29% of Americans have trouble managing their debt. 3 tips for managing yours
Debt can be a major drag. Here’s how to approach yours.
- A new survey reveals that consumer debt is a problem for many Americans.
- Here are some tips for tackling your debt and paying it off more effectively.
Americans, generally speaking, are no strangers to consumer debt. But that doesn’t mean they aren’t stressed about it. In a recent New York Life poll, 29% of Americans who feel less confident in their finances than before are facing debt management issues. If that sounds like you, here are three essential things to do.
1. Recognize the difference between healthy debt and bad debt
You may have a mix of debts in your name, and it’s important to know which ones you should try to eliminate first. Mortgage debt is considered a healthy type to have. A mortgage loan allows you to eventually own a house, and that house could gain or retain its value over time.
A car loan is also a fairly healthy type of debt. Although cars generally do not increase in value over time, they are an essential asset and they are worth money even as it gets older. Also, auto loans, like mortgages, tend to come with fixed monthly payments.
Credit card debt, on the other hand, is usually bad news. Not only do credit cards charge a lot of interest, they often charge variable interest, making it difficult to predict your true cost of ownership.
The expenses you charge to a credit card may be just that – expenses, as opposed to assets that are worth a significant amount of money. You don’t necessarily have to worry about paying off your mortgage or car loan as quickly as possible, but you should aim to knock out your credit card balances as soon as you can.
2. Rework your spending to free up money for unhealthy debt
If you want to pay off your credit cards sooner, cutting back on non-essential spending should help free up some cash that you can use to pay down your balances.
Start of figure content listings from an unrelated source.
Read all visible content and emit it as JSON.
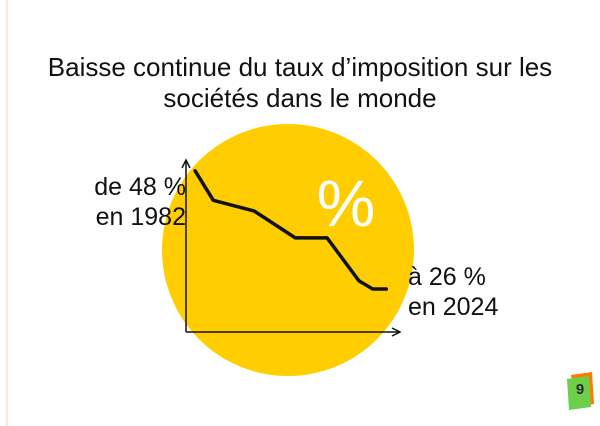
{
  "colors": {
    "circle": "#ffcd00",
    "line": "#111111",
    "axis": "#111111",
    "badge_back": "#ff7a00",
    "badge_front": "#6ccf4c"
  },
  "title": {
    "line1": "Baisse continue du taux d’imposition sur les",
    "line2": "sociétés dans le monde"
  },
  "symbol": "%",
  "annotations": {
    "start_line1": "de 48 %",
    "start_line2": "en 1982",
    "end_line1": "à 26 %",
    "end_line2": "en 2024"
  },
  "page_number": "9",
  "chart_data": {
    "type": "line",
    "title": "Baisse continue du taux d’imposition sur les sociétés dans le monde",
    "xlabel": "",
    "ylabel": "",
    "grid": false,
    "x": [
      1982,
      1986,
      1995,
      2004,
      2011,
      2018,
      2021,
      2024
    ],
    "values": [
      48,
      42.5,
      40.5,
      35.5,
      35.5,
      27.5,
      26,
      26
    ],
    "xlim": [
      1980,
      2027
    ],
    "ylim": [
      18,
      50
    ]
  }
}
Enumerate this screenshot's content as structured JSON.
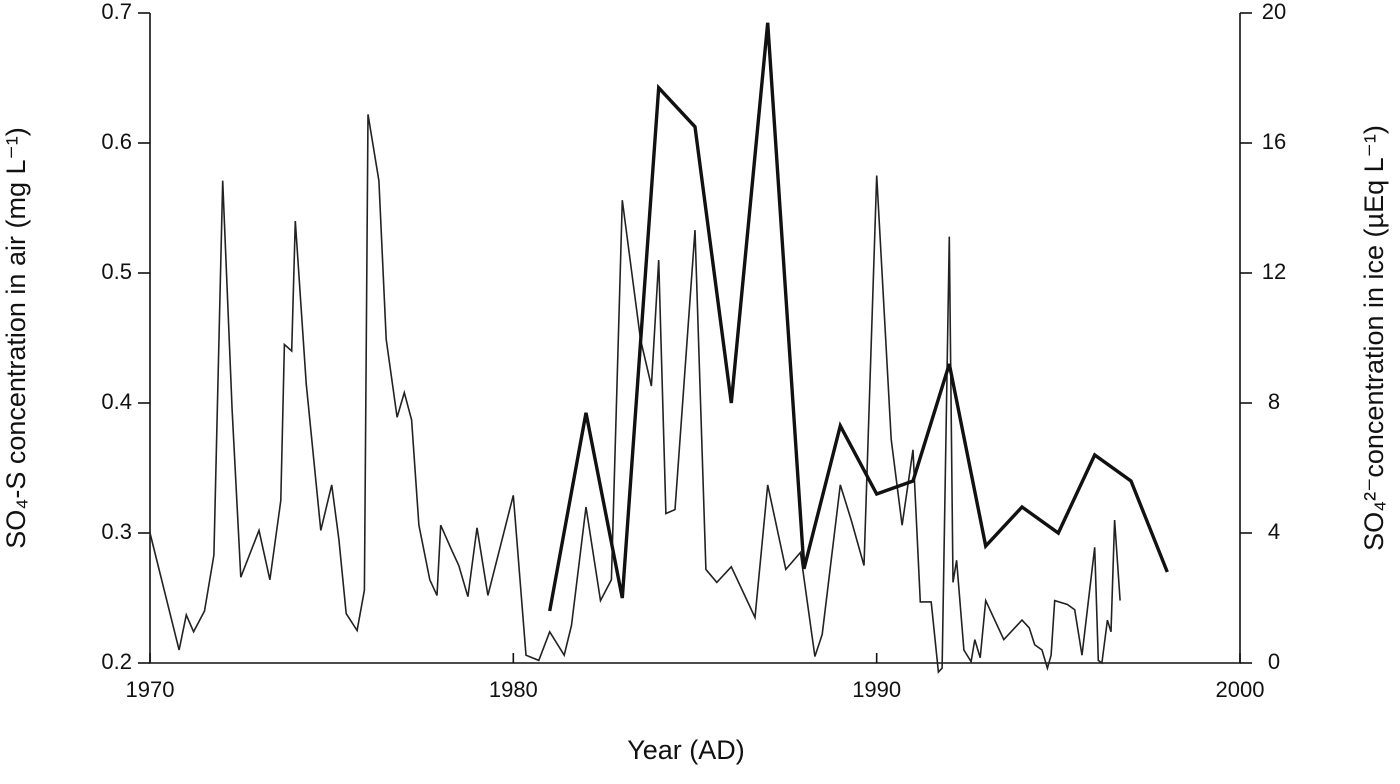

Take a look at your budget, or create one if you don’t already have one, and see how much you can save by reducing your spending in categories like entertainment and restaurants. You may even be able to reduce your spending on essentials like groceries and household products if you start looking for sales and shopping more effectively.
3. Consolidate your credit card balances to pay them off at a lower cost
If you owe money on different credit cards, consolidating your debt could make it easier to track and manage. It could also make it cheaper to repay.
One option to consider is a balance transfer, where you transfer your existing credit card balances to a single card with a lower interest rate (or, better yet, to a card with an introductory period where you don’t pay no interest). If you can’t qualify for a balance transfer or don’t want to get one, a personal loan is another option for consolidating your debt. The interest rate you are charged on one of these loans will likely be much lower than what your credit cards charge.
If you own a home and have high net worth (which may be the case today since home values are rising nationally), you may also want to consider doing a cash refinance. This option allows you to borrow more than the remaining balance of your mortgage and use the money you receive for whatever purpose you choose.
Debt-related struggles can impact your well-being and make you feel bad about your finances. If this is the situation you find yourself in, follow these three steps to get your debt under control and get rid of the unhealthy part of it as quickly as possible.